No federal organization is resourced to monitor healthcare AI, which leaves it largely unregulated. Waiting for our elected leaders and their appointees to get something in place creates a lot of patient-facing risk in the interim. Given current priorities, lawmakers are unlikely to address this soon.

Also in the AI realm, a reader shared this piece about how the use of AI tools is impacting energy and infrastructure. For those not familiar with the organization, IEEE is the Institute of Electrical and Electronics Engineers and has its roots in professional organizations of electrical engineers and radio engineers. Its goal is to advance technology “for the benefit of humanity,” and members hail from 190 countries.

The infographics estimate that one day’s per-user consumption of AI resources by ChatGPT, based in 25 queries, is enough to run a 10-watt LED bulb for an hour. Globally, that year of use requires the annual electrical output of two nuclear reactors. The page notes that it’s difficult to calculate these needs because high-intensity queries can consume far more resources. At scale, the numbers become immense. I’ve made a conscious effort recently to only use AI resources when they’re likely to be of more benefit than traditional ones, but it’s hard to avoid the convenience and easy access to AI.
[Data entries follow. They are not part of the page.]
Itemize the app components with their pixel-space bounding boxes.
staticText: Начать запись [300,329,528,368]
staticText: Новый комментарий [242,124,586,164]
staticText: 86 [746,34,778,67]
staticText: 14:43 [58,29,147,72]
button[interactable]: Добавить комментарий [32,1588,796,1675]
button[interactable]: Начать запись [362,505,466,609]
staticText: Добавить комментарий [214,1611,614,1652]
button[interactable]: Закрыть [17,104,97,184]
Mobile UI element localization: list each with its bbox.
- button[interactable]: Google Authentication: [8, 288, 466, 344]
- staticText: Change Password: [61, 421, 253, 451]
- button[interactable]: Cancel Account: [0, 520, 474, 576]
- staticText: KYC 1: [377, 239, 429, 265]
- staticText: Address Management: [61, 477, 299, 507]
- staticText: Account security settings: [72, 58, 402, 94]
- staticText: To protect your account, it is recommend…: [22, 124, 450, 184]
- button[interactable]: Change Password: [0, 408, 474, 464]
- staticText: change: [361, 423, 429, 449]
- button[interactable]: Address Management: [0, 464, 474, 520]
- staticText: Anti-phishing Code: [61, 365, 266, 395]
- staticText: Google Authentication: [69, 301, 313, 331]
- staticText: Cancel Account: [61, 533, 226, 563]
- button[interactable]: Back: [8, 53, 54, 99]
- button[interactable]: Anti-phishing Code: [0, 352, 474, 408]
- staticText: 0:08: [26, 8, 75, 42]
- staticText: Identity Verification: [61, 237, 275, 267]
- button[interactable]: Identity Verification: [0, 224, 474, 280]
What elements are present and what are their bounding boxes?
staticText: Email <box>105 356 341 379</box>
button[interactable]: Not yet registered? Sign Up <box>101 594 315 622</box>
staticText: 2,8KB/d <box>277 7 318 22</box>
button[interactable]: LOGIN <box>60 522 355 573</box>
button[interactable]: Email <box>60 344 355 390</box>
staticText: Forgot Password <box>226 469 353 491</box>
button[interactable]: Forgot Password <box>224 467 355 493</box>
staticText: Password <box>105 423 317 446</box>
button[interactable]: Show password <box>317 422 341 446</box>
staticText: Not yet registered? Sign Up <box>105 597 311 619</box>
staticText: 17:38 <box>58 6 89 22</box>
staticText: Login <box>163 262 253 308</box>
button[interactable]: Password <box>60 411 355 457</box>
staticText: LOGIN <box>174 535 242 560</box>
AI research article of the week: JAMA Network Open published an article looking at whether a hybrid chatbot using both AI and rule-based elements can help encourage patients to receive pneumococcal vaccinations. The study was small (under 400 individuals) and focused (Hong Kong residents over 65 years of age), but the authors found that subjects who interacted with the hybrid chatbot, which included real-time answers to patient questions, were more likely to receive the vaccine than those who received a standard chatbot intervention. It will be interesting to see this work replicated in different locales and age groups, although I suspect the results will be similar.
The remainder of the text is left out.